Nella pubblicità programmatica, più alto è il numero di scambi, maggiore è il tempo che impiega un annuncio e il contenuto in cui è inserito a caricarsi. Pertanto, IAB dice che un singolo annuncio non dovrebbe ricevere più di 15 offerte. In realtà, lo studio ha scoperto che il numero medio di richieste di offerta per annuncio è di 56, quasi il 4% superiore alla norma. Anche gli annunci che richiedono un uso intensivo del processore, spesso i video, possono causare ritardi nel caricamento della pagina. Dallo studio è emerso che circa il 32% o un terzo degli annunci studiati superavano il limite di IAB di 300 millisecondi per il rendering. Addirittura, per il 12% degli annunci ci sono voluti più di 500 millisecondi. Inoltre, IAB ha suggerito al settore pubblicitario digitale di adottare la crittografia SSL, un link che protegge i dati che passano attraverso i server e i browser. Lo studio ha trovato che il 51% delle offerte non erano crittografati SSL.

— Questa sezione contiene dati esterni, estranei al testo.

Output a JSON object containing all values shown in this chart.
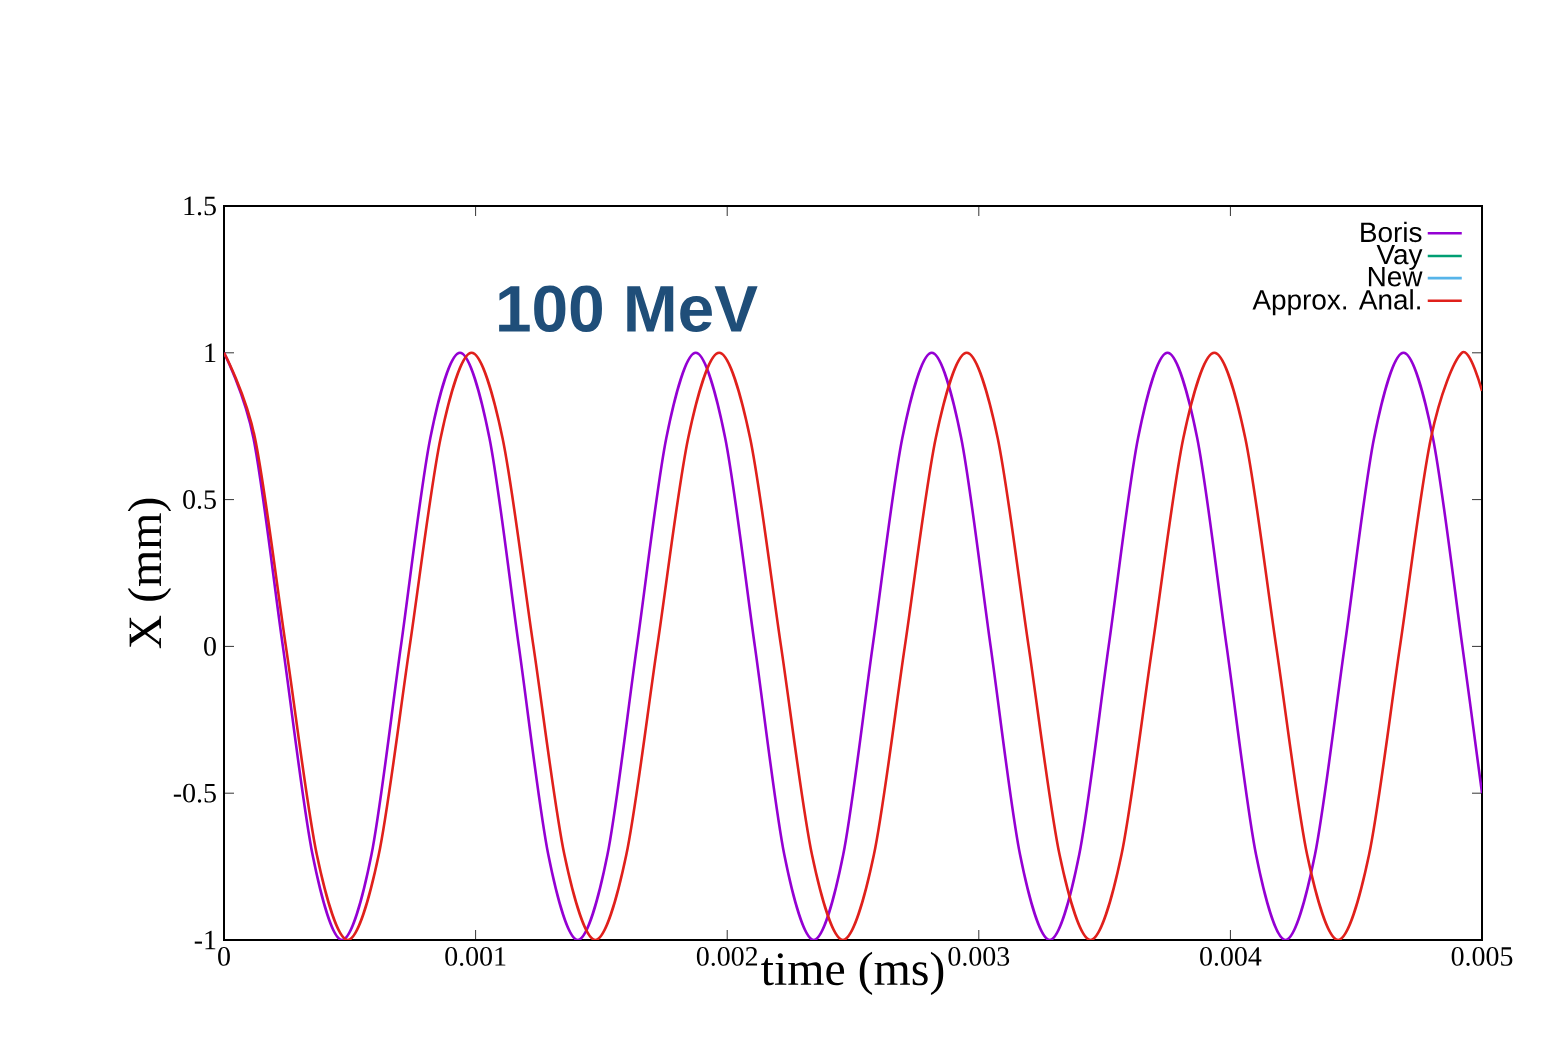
{
  "chart_data": {
    "type": "line",
    "title": "100 MeV",
    "xlabel": "time (ms)",
    "ylabel": "X (mm)",
    "xlim": [
      0,
      0.005
    ],
    "ylim": [
      -1,
      1.5
    ],
    "xticks": [
      0,
      0.001,
      0.002,
      0.003,
      0.004,
      0.005
    ],
    "yticks": [
      -1,
      -0.5,
      0,
      0.5,
      1,
      1.5
    ],
    "legend": "top right",
    "marker": "none",
    "series": [
      {
        "name": "Boris",
        "color": "#9400d3",
        "x": [
          0,
          0.000117,
          0.000234,
          0.000352,
          0.000469,
          0.000586,
          0.000703,
          0.00082,
          0.000938,
          0.001055,
          0.001172,
          0.001289,
          0.001406,
          0.001524,
          0.001641,
          0.001758,
          0.001875,
          0.001992,
          0.00211,
          0.002227,
          0.002344,
          0.002461,
          0.002578,
          0.002696,
          0.002813,
          0.00293,
          0.003047,
          0.003164,
          0.003282,
          0.003399,
          0.003516,
          0.003633,
          0.00375,
          0.003868,
          0.003985,
          0.004102,
          0.004219,
          0.004336,
          0.004454,
          0.004571,
          0.004688,
          0.004805,
          0.004922,
          0.005
        ],
        "values": [
          1,
          0.71,
          0,
          -0.71,
          -1,
          -0.71,
          0,
          0.71,
          1,
          0.71,
          0,
          -0.71,
          -1,
          -0.71,
          0,
          0.71,
          1,
          0.71,
          0,
          -0.71,
          -1,
          -0.71,
          0,
          0.71,
          1,
          0.71,
          0,
          -0.71,
          -1,
          -0.71,
          0,
          0.71,
          1,
          0.71,
          0,
          -0.71,
          -1,
          -0.71,
          0,
          0.71,
          1,
          0.71,
          0,
          -0.5
        ]
      },
      {
        "name": "Vay",
        "color": "#009e73",
        "values": [
          null
        ]
      },
      {
        "name": "New",
        "color": "#56b4e9",
        "values": [
          null
        ]
      },
      {
        "name": "Approx. Anal.",
        "color": "#e0201b",
        "x": [
          0,
          0.000123,
          0.000246,
          0.000369,
          0.000492,
          0.000615,
          0.000738,
          0.000861,
          0.000984,
          0.001107,
          0.00123,
          0.001353,
          0.001476,
          0.001599,
          0.001722,
          0.001845,
          0.001968,
          0.002091,
          0.002214,
          0.002337,
          0.00246,
          0.002583,
          0.002706,
          0.002829,
          0.002952,
          0.003075,
          0.003198,
          0.003321,
          0.003444,
          0.003567,
          0.00369,
          0.003813,
          0.003936,
          0.004059,
          0.004182,
          0.004305,
          0.004428,
          0.004551,
          0.004674,
          0.004797,
          0.00492,
          0.005
        ],
        "values": [
          1,
          0.71,
          0,
          -0.71,
          -1,
          -0.71,
          0,
          0.71,
          1,
          0.71,
          0,
          -0.71,
          -1,
          -0.71,
          0,
          0.71,
          1,
          0.71,
          0,
          -0.71,
          -1,
          -0.71,
          0,
          0.71,
          1,
          0.71,
          0,
          -0.71,
          -1,
          -0.71,
          0,
          0.71,
          1,
          0.71,
          0,
          -0.71,
          -1,
          -0.71,
          0,
          0.71,
          1,
          0.87
        ]
      }
    ]
  }
}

Le conseguenze per gli editori
I siti che caricano le pagine più lentamente tengono i visitatori a distanza e di conseguenza danneggiano il ROI degli editori, ha detto Moore. Ha anche citato uno studio di The Aberdeen Group, secondo cui un ritardo di un secondo su una pagina web riduce il numero di pagine viste dell’11% e la soddisfazione dei clienti del 17%. Mentre un recente studio di Google ha rilevato che i siti mobile che si caricano in cinque secondi ottengono due volte più entrate pubblicitarie di quelli che si caricano secondo lo standard industriale di 19 secondi.
Moore ha detto che è l’impatto cumulativo di un sacco di marchi, agenzie, reti e altre piattaforme pubblicitarie che sta ignorando le linee guida. “Non pensiamo che sia fatto con cattiveria”, ha detto Moore. “Tuttavia, la consapevolezza di come questo possa essere un problema rappresenta un grande passo avanti per migliorare il sentimento del marchio e il ROI, l’esperienza del consumatore e perfezionare la percezione degli editori, così come le linee di fondo. Una negativa esperienza di navigazione può offuscare il lavoro di un editore e guidare i consumatori lontano o ispirare l’installazione di un adblock”.